A semana começou agitada para quem gosta de games e é usuário de Linux. Primeiro foi a NVIDIA lançando versões novas de drivers, agora a Valve trazendo uma nova versão do Proton e uma nova ferramenta de sincronização de objetos nos jogos. 

Proton 4.11 é lançado com muitas novidades  para gamers Linux





A primeira novidade é em relação ao Proton, que chegou com várias melhorias, correções de bugs e um salto na sua versão. Começando com a versão, que antes era a 4.2-9 e agora foi para 4.11, assim seguindo a mesma versão do Wine. Com isso trouxe:

● 3300 melhorias do Wine para o Proton e 154 patches do Proton 4.2 não são mais necessários ou foram para o upstreamed.

DXVK atualizado para a versão 1.3;

FAudio atualizado para a versão 19.07;

● Corrigido o input lag e adicionado suporte a rumble em alguns jogos que utilizam a Engine Unity;

Dentro deste update do Proton, dois se destacam, como a adição do D9VK e a mudança de alguns “módulos’ para Windows PE.

Sobre o D9VK, ele está vindo embutido em modo experimental, tendo que ser ativado manualmente no momento. O D9VK vinha sendo testado desde Junho, de acordo com o dev Joshua Ashton. Agora a Valve vai estar financiando de forma mais direta. Para ativar o D9VK nos jogos e assim experimentá-lo, você vai precisar colocar o seguinte parâmetro no jogo dentro da Steam: PROTON_USE_D9VK=1 %command%

A outra novidade é a mudança de alguns módulos do Wine, que antes eram em libs feitas no Linux e agora estão sendo construídas sobre as libs do Windows PE. Isso pode ajudar na compatibilidade de alguns sistemas de DRM e anti-cheat, conforme vai avançando o trabalho, a compatibilidade vai ficando mais madura e eficiente.

Para mais detalhes sobre essa versão do Proton, pode ser consultada aqui.

Agora a outra grande novidade é o começo dos testes do fsync, para melhorar a sincronização em processos a ser baseado no futex.
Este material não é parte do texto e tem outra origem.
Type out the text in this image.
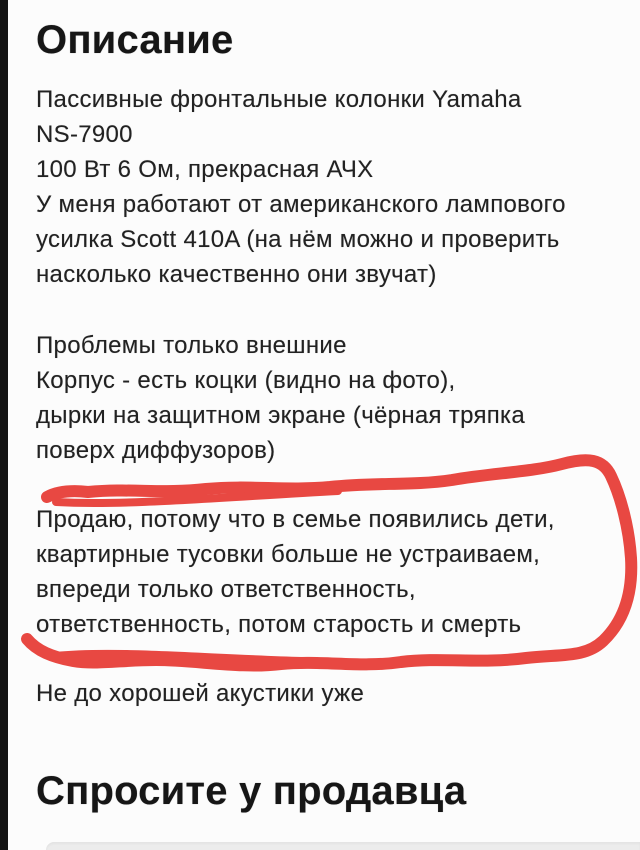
Описание
Пассивные фронтальные колонки Yamaha
NS-7900
100 Вт 6 Ом, прекрасная АЧХ
У меня работают от американского лампового
усилка Scott 410A (на нём можно и проверить
насколько качественно они звучат)
Проблемы только внешние
Корпус - есть коцки (видно на фото),
дырки на защитном экране (чёрная тряпка
поверх диффузоров)
Продаю, потому что в семье появились дети,
квартирные тусовки больше не устраиваем,
впереди только ответственность,
ответственность, потом старость и смерть
Не до хорошей акустики уже
Спросите у продавца
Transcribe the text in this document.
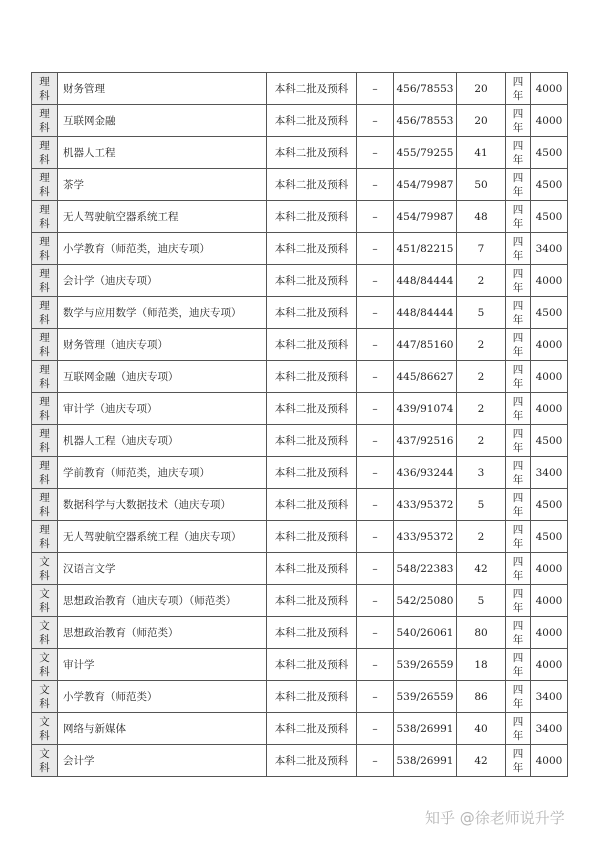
理科	财务管理	本科二批及预科	–	456/78553	20	四年	4000

理科	互联网金融	本科二批及预科	–	456/78553	20	四年	4000

理科	机器人工程	本科二批及预科	–	455/79255	41	四年	4500

理科	茶学	本科二批及预科	–	454/79987	50	四年	4500

理科	无人驾驶航空器系统工程	本科二批及预科	–	454/79987	48	四年	4500

理科	小学教育（师范类，迪庆专项）	本科二批及预科	–	451/82215	7	四年	3400

理科	会计学（迪庆专项）	本科二批及预科	–	448/84444	2	四年	4000

理科	数学与应用数学（师范类，迪庆专项）	本科二批及预科	–	448/84444	5	四年	4500

理科	财务管理（迪庆专项）	本科二批及预科	–	447/85160	2	四年	4000

理科	互联网金融（迪庆专项）	本科二批及预科	–	445/86627	2	四年	4000

理科	审计学（迪庆专项）	本科二批及预科	–	439/91074	2	四年	4000

理科	机器人工程（迪庆专项）	本科二批及预科	–	437/92516	2	四年	4500

理科	学前教育（师范类，迪庆专项）	本科二批及预科	–	436/93244	3	四年	3400

理科	数据科学与大数据技术（迪庆专项）	本科二批及预科	–	433/95372	5	四年	4500

理科	无人驾驶航空器系统工程（迪庆专项）	本科二批及预科	–	433/95372	2	四年	4500

文科	汉语言文学	本科二批及预科	–	548/22383	42	四年	4000

文科	思想政治教育（迪庆专项）（师范类）	本科二批及预科	–	542/25080	5	四年	4000

文科	思想政治教育（师范类）	本科二批及预科	–	540/26061	80	四年	4000

文科	审计学	本科二批及预科	–	539/26559	18	四年	4000

文科	小学教育（师范类）	本科二批及预科	–	539/26559	86	四年	3400

文科	网络与新媒体	本科二批及预科	–	538/26991	40	四年	3400

文科	会计学	本科二批及预科	–	538/26991	42	四年	4000
知乎 @徐老师说升学
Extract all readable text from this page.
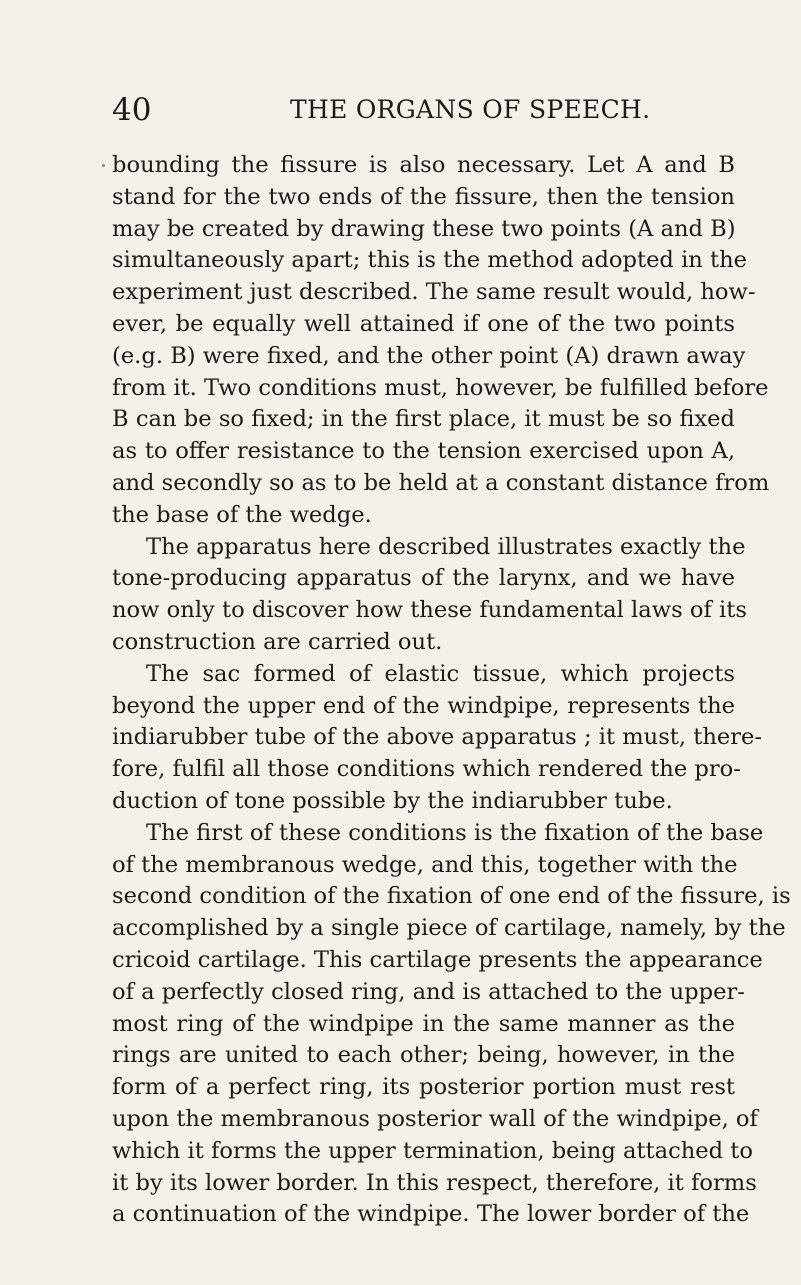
40	THE ORGANS OF SPEECH.
bounding the fissure is also necessary. Let A and B
stand for the two ends of the fissure, then the tension
may be created by drawing these two points (A and B)
simultaneously apart; this is the method adopted in the
experiment just described. The same result would, how-
ever, be equally well attained if one of the two points
(e.g. B) were fixed, and the other point (A) drawn away
from it. Two conditions must, however, be fulfilled before
B can be so fixed; in the first place, it must be so fixed
as to offer resistance to the tension exercised upon A,
and secondly so as to be held at a constant distance from
the base of the wedge.
The apparatus here described illustrates exactly the
tone-producing apparatus of the larynx, and we have
now only to discover how these fundamental laws of its
construction are carried out.
The sac formed of elastic tissue, which projects
beyond the upper end of the windpipe, represents the
indiarubber tube of the above apparatus ; it must, there-
fore, fulfil all those conditions which rendered the pro-
duction of tone possible by the indiarubber tube.
The first of these conditions is the fixation of the base
of the membranous wedge, and this, together with the
second condition of the fixation of one end of the fissure, is
accomplished by a single piece of cartilage, namely, by the
cricoid cartilage. This cartilage presents the appearance
of a perfectly closed ring, and is attached to the upper-
most ring of the windpipe in the same manner as the
rings are united to each other; being, however, in the
form of a perfect ring, its posterior portion must rest
upon the membranous posterior wall of the windpipe, of
which it forms the upper termination, being attached to
it by its lower border. In this respect, therefore, it forms
a continuation of the windpipe. The lower border of the
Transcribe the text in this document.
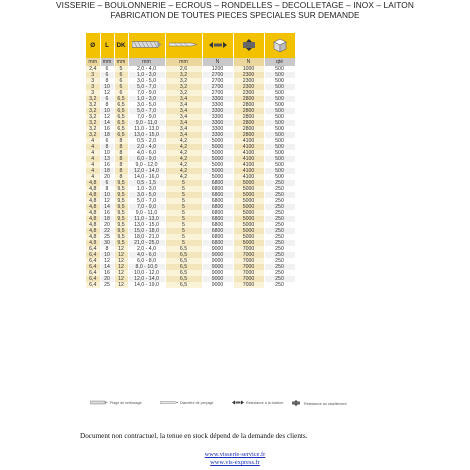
VISSERIE – BOULONNERIE – ECROUS – RONDELLES – DECOLLETAGE – INOX – LAITON
FABRICATION DE TOUTES PIECES SPECIALES SUR DEMANDE
Ø	L	DK					
mm	mm	mm	mm	mm	N	N	qté
2,4	6	5	2,0 - 4,0	2,6	1200	1000	500
3	6	6	1,0 - 3,0	3,2	2700	2300	500
3	8	6	3,0 - 5,0	3,2	2700	2300	500
3	10	6	5,0 - 7,0	3,2	2700	2300	500
3	12	6	7,0 - 9,0	3,2	2700	2300	500
3,2	6	6,5	1,0 - 3,0	3,4	3300	2800	500
3,2	8	6,5	3,0 - 5,0	3,4	3300	2800	500
3,2	10	6,5	5,0 - 7,0	3,4	3300	2800	500
3,2	12	6,5	7,0 - 9,0	3,4	3300	2800	500
3,2	14	6,5	9,0 - 11,0	3,4	3300	2800	500
3,2	16	6,5	11,0 - 13,0	3,4	3300	2800	500
3,2	18	6,5	13,0 - 15,0	3,4	3300	2800	500
4	6	8	0,5 - 2,0	4,2	5000	4100	500
4	8	8	2,0 - 4,0	4,2	5000	4100	500
4	10	8	4,0 - 6,0	4,2	5000	4100	500
4	13	8	6,0 - 9,0	4,2	5000	4100	500
4	16	8	9,0 - 12,0	4,2	5000	4100	500
4	18	8	12,0 - 14,0	4,2	5000	4100	500
4	20	8	14,0 - 16,0	4,2	5000	4100	500
4,8	6	9,5	0,5 - 1,5	5	6800	5000	250
4,8	8	9,5	1,0 - 3,0	5	6800	5000	250
4,8	10	9,5	3,0 - 5,0	5	6800	5000	250
4,8	12	9,5	5,0 - 7,0	5	6800	5000	250
4,8	14	9,5	7,0 - 9,0	5	6800	5000	250
4,8	16	9,5	9,0 - 11,0	5	6800	5000	250
4,8	18	9,5	11,0 - 13,0	5	6800	5000	250
4,8	20	9,5	13,0 - 15,0	5	6800	5000	250
4,8	22	9,5	15,0 - 18,0	5	6800	5000	250
4,8	25	9,5	18,0 - 21,0	5	6800	5000	250
4,8	30	9,5	21,0 - 25,0	5	6800	5000	250
6,4	8	12	2,0 - 4,0	6,5	9000	7000	250
6,4	10	12	4,0 - 6,0	6,5	9000	7000	250
6,4	12	12	6,0 - 8,0	6,5	9000	7000	250
6,4	14	12	8,0 - 10,0	6,5	9000	7000	250
6,4	16	12	10,0 - 12,0	6,5	9000	7000	250
6,4	20	12	12,0 - 14,0	6,5	9000	7000	250
6,4	25	12	14,0 - 19,0	6,5	9000	7000	250
Plage de sertissage	Diamètre de perçage	Résistance à la traction	Résistance au cisaillement
Document non contractuel, la tenue en stock dépend de la demande des clients.
www.visserie-service.fr
www.vis-express.fr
Quando a Valve começou o desenvolvimento do Proton, encontrou problemas com jogos multi-threaded, assim trabalhou em conjunto com a CodeWeavers e desenvolveu um patchset, o “esync”, para resolver esses problemas. A princípio funcionou, mas precisava de várias configurações e poderiam causar problemas de exaustão nos aplicativos.

Por isso a Valve preferiu trabalhar em uma nova solução, o fsync. Com essa nova funcionalidade, o ganho nos games é esperado, visto que vai ser trabalhado junto ao kernel, tanto que a Valve mandou uma sugestão de mudança, para que ela seja “acomodada” no Kernel Linux.

Se você quiser testar esse kernel modificado pela Valve e testar às melhorias do fsync, eles publicaram um tutorial de como fazer isso.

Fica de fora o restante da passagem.